Худолей впился в Агапкина своим гипнотическим взглядом.
— Всего на два слова. Выйдем.
— Я никуда не пойду. Что вы намерены делать с ребёнком и с Зиной?
— Ничего. Ровным счётом ничего. Я желаю только
— Федор Фёдорович, они свезут её в сиротский приют, — сказала Зина, — отдадут, как подкидыша.
— Сестра, ты сама этого хотела, разве нет? — Худолей отпустил Агапкина и всем корпусом повернулся к кровати. — Мы же договорились, будь благоразумна.
— Нет! Никогда!
— Ты поклялась хранить тайну. Ты нарушишь клятву, если оставишь себе ребёнка. Тайна раскроется по твоей вине.
— Ну, так убей меня сразу, прямо здесь. — Зина вдруг густо покраснела, оскалилась, на лбу вздулась жила. — Федор, больно! Будто схватка опять!
Агапкин решительно подошёл к кровати, грубо, за руку, поднял Ренату.
— Ступайте-ка вы курить, сударыня. И вы, Георгий Тихонович, извольте выйти. Мне нужно осмотреть больную.
Худолей вопросительно взглянул на Ренату. Она равнодушно пожала плечами, зевнула, прикрыв ладонью рот, вытащила из кармана золотые часы-луковицу.
— Вероятно, послед отходит. Девять с половиной утра. Мастер, позвольте мне уйти. Я валюсь с ног.
— Да уйдите же, наконец, вы оба мне мешаете! — крикнул Агапкин.
Прежде чем дверь за ними закрылась, он услышал, как Рената сказала сквозь зевок:
— Ладно, пусть. Всё равно надо ждать до ночи.
Агапкин слегка надавил на мягкий Зинин живот, извлёк детское место, осмотрел края, нет ли оборванных сосудов, целы ли оболочки, промыл Зину раствором марганца, облил йодом. Жгло сильно, она тихо всхлипывала. Наконец он накрыл её чистой простынёй, сел на край кровати, поднёс к её губам стакан с чаем. Она жадно глотнула.
— Только не уходите. Я знаю, вы устали, но не оставляйте меня тут одну, умоляю!
— Тебе надо лежать ещё сутки. Я не уйду, конечно. Где твои родители?
— Здесь, в Москве.
— Они бедны?
— Нет. Очень богаты.
— Разве они не ищут тебя?
— Они думают, я в монастыре, далеко, под Вологдой. Я давно им сказала, что хочу принять постриг. Они смирились с моими странностями. Я разыграла все так, будто уехала туда послушницей, ещё летом, когда начал расти живот. Я заранее написала письма. У Сысоева тётка в Вологде, он ей отвёз, она шлёт в Москву каждую неделю.
— Отлично. Что дальше?
— Дальше по плану я должна вернуться домой, когда оправлюсь после родов.

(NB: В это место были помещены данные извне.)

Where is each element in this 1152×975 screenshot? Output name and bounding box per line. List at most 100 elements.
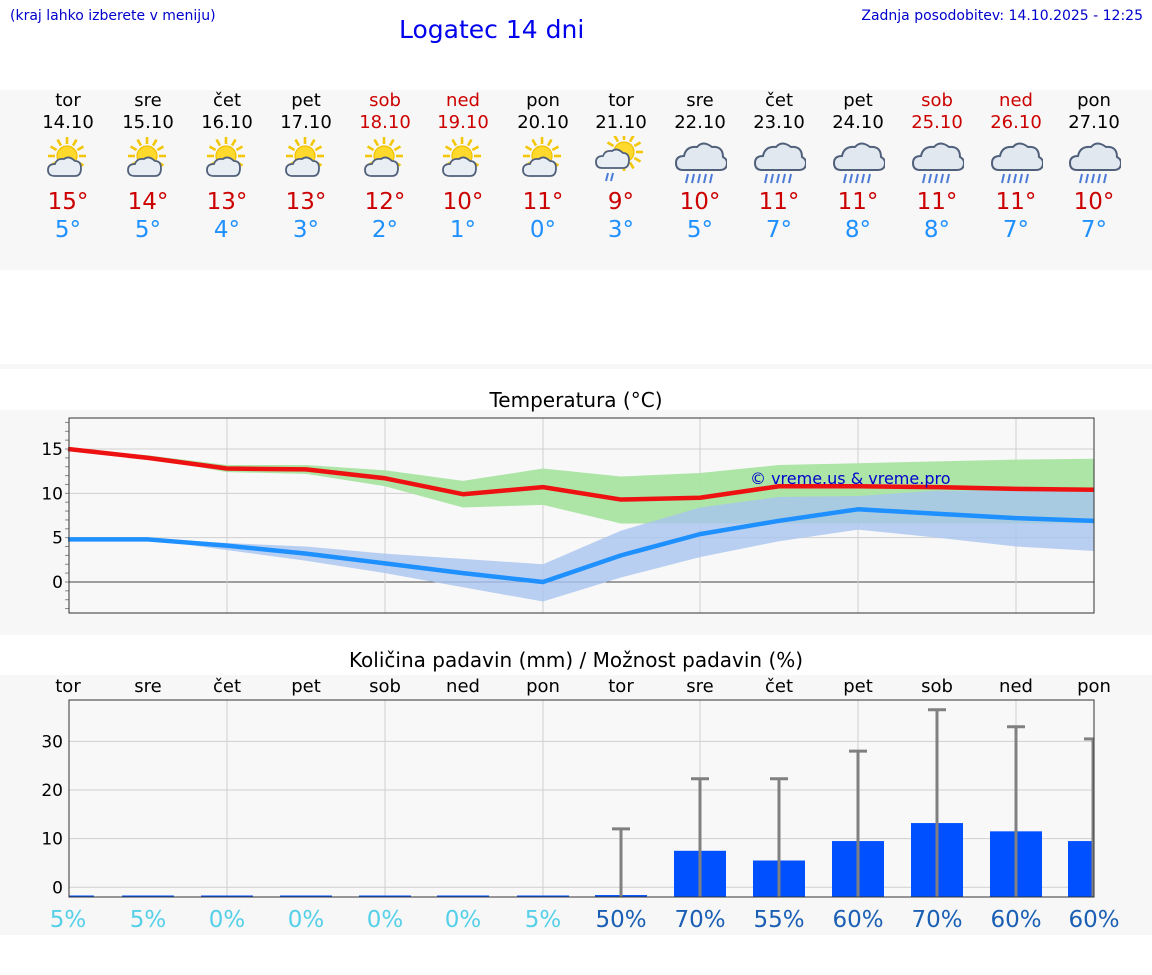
precip-probability-label: 70% bbox=[674, 907, 725, 933]
day-name: sob bbox=[369, 90, 401, 111]
precip-bar bbox=[69, 895, 94, 897]
day-column: pon 27.10 10° 7° bbox=[1052, 90, 1136, 244]
y-tick-label: 10 bbox=[41, 484, 63, 504]
last-updated: Zadnja posodobitev: 14.10.2025 - 12:25 bbox=[861, 8, 1143, 24]
x-category-label: sre bbox=[686, 676, 713, 697]
precip-probability-label: 5% bbox=[525, 907, 562, 933]
day-date: 15.10 bbox=[122, 112, 174, 133]
day-column: tor 14.10 15° 5° bbox=[26, 90, 110, 244]
day-date: 14.10 bbox=[42, 112, 94, 133]
temp-min: 7° bbox=[765, 217, 793, 243]
temp-min: 5° bbox=[686, 217, 714, 243]
x-category-label: pet bbox=[291, 676, 321, 697]
day-column: pet 24.10 11° 8° bbox=[816, 90, 900, 244]
precip-probability-label: 60% bbox=[832, 907, 883, 933]
sun-cloud-rain-icon bbox=[595, 136, 643, 182]
precip-bar bbox=[517, 895, 569, 897]
x-category-label: pet bbox=[843, 676, 873, 697]
day-column: sob 25.10 11° 8° bbox=[895, 90, 979, 244]
forecast-band bbox=[0, 90, 1152, 270]
day-date: 24.10 bbox=[832, 112, 884, 133]
rain-cloud-icon bbox=[753, 142, 806, 184]
x-category-label: čet bbox=[765, 676, 793, 697]
temp-min: 0° bbox=[529, 217, 557, 243]
precip-probability-label: 70% bbox=[911, 907, 962, 933]
temp-max: 11° bbox=[837, 189, 879, 215]
temp-max: 10° bbox=[442, 189, 484, 215]
watermark: © vreme.us & vreme.pro bbox=[750, 469, 951, 488]
temperature-chart: 0 5 10 15 © vreme.us & vreme.pro bbox=[41, 417, 1095, 614]
x-category-label: sre bbox=[134, 676, 161, 697]
min-temp-line bbox=[68, 507, 1095, 585]
precipitation-chart-title: Količina padavin (mm) / Možnost padavin … bbox=[348, 648, 804, 672]
plot-frame bbox=[68, 417, 1095, 614]
min-temp-band bbox=[68, 490, 1094, 602]
precipitation-chart: 0 10 20 30 tor sre čet pet sob ned pon tor sre čet pet… bbox=[41, 676, 1119, 933]
x-category-label: tor bbox=[608, 676, 634, 697]
day-date: 17.10 bbox=[280, 112, 332, 133]
temp-max: 11° bbox=[995, 189, 1037, 215]
temp-max: 14° bbox=[127, 189, 169, 215]
y-tick-label: 30 bbox=[41, 732, 63, 752]
sun-cloud-icon bbox=[285, 137, 324, 177]
day-name: čet bbox=[764, 90, 794, 111]
x-category-label: sob bbox=[921, 676, 953, 697]
precip-bar bbox=[359, 895, 411, 897]
day-name: ned bbox=[446, 90, 480, 111]
temp-min: 8° bbox=[923, 217, 951, 243]
y-tick-label: 0 bbox=[52, 878, 63, 898]
day-column: ned 19.10 10° 1° bbox=[421, 90, 505, 244]
day-name: pon bbox=[526, 90, 560, 111]
x-category-label: čet bbox=[213, 676, 241, 697]
precip-bar bbox=[1068, 841, 1094, 897]
day-name: sob bbox=[921, 90, 953, 111]
day-column: tor 21.10 9° 3° bbox=[579, 90, 663, 244]
temp-max: 11° bbox=[758, 189, 800, 215]
precip-bar bbox=[280, 895, 332, 897]
day-name: tor bbox=[608, 90, 634, 111]
sun-cloud-icon bbox=[47, 137, 86, 177]
sun-cloud-icon bbox=[127, 137, 166, 177]
temp-max: 12° bbox=[364, 189, 406, 215]
rain-cloud-icon bbox=[1068, 142, 1121, 184]
rain-cloud-icon bbox=[674, 142, 727, 184]
plot-frame bbox=[68, 699, 1095, 898]
temp-min: 2° bbox=[371, 217, 399, 243]
day-date: 18.10 bbox=[359, 112, 411, 133]
day-column: pet 17.10 13° 3° bbox=[264, 90, 348, 244]
day-date: 19.10 bbox=[437, 112, 489, 133]
temperature-chart-title: Temperatura (°C) bbox=[489, 388, 663, 412]
day-column: čet 23.10 11° 7° bbox=[737, 90, 821, 244]
precip-probability-label: 0% bbox=[288, 907, 325, 933]
temp-max: 13° bbox=[285, 189, 327, 215]
sun-cloud-icon bbox=[442, 137, 481, 177]
y-tick-label: 15 bbox=[41, 440, 63, 460]
temp-min: 1° bbox=[449, 217, 477, 243]
day-name: pon bbox=[1077, 90, 1111, 111]
day-column: pon 20.10 11° 0° bbox=[501, 90, 585, 244]
sun-cloud-icon bbox=[364, 137, 403, 177]
temp-max: 9° bbox=[607, 189, 635, 215]
y-tick-label: 0 bbox=[52, 573, 63, 593]
temp-min: 3° bbox=[607, 217, 635, 243]
precip-probability-label: 0% bbox=[445, 907, 482, 933]
precip-bar bbox=[122, 895, 174, 897]
day-name: sre bbox=[686, 90, 714, 111]
max-temp-line bbox=[67, 446, 1095, 502]
temp-min: 7° bbox=[1002, 217, 1030, 243]
x-category-label: sob bbox=[369, 676, 401, 697]
day-date: 16.10 bbox=[201, 112, 253, 133]
rain-cloud-icon bbox=[911, 142, 964, 184]
day-name: ned bbox=[999, 90, 1033, 111]
precip-probability-label: 5% bbox=[50, 907, 87, 933]
separator-band bbox=[0, 364, 1152, 369]
precip-probability-label: 60% bbox=[990, 907, 1041, 933]
temp-max: 11° bbox=[916, 189, 958, 215]
precip-probability-label: 0% bbox=[209, 907, 246, 933]
menu-note: (kraj lahko izberete v meniju) bbox=[10, 8, 216, 24]
day-column: ned 26.10 11° 7° bbox=[974, 90, 1058, 244]
x-category-label: pon bbox=[1077, 676, 1111, 697]
y-tick-label: 5 bbox=[52, 529, 63, 549]
sun-cloud-icon bbox=[522, 137, 561, 177]
precip-probability-label: 50% bbox=[595, 907, 646, 933]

— Что будет, если ты вернёшься с ребёнком?
— Не знаю. Будет ужас.
— Родители прогонят тебя на улицу?
— Нет. Разумеется, нет. Они простят. Но тайна откроется. Я давала клятву, как и вы. Помните, какие там страшные слова?
— И ты из-за этого готова отказаться от ребёнка?
— Я лучше умру. Вот чего он боится больше всего. Если я умру здесь, у него в квартире, ему точно несдобровать.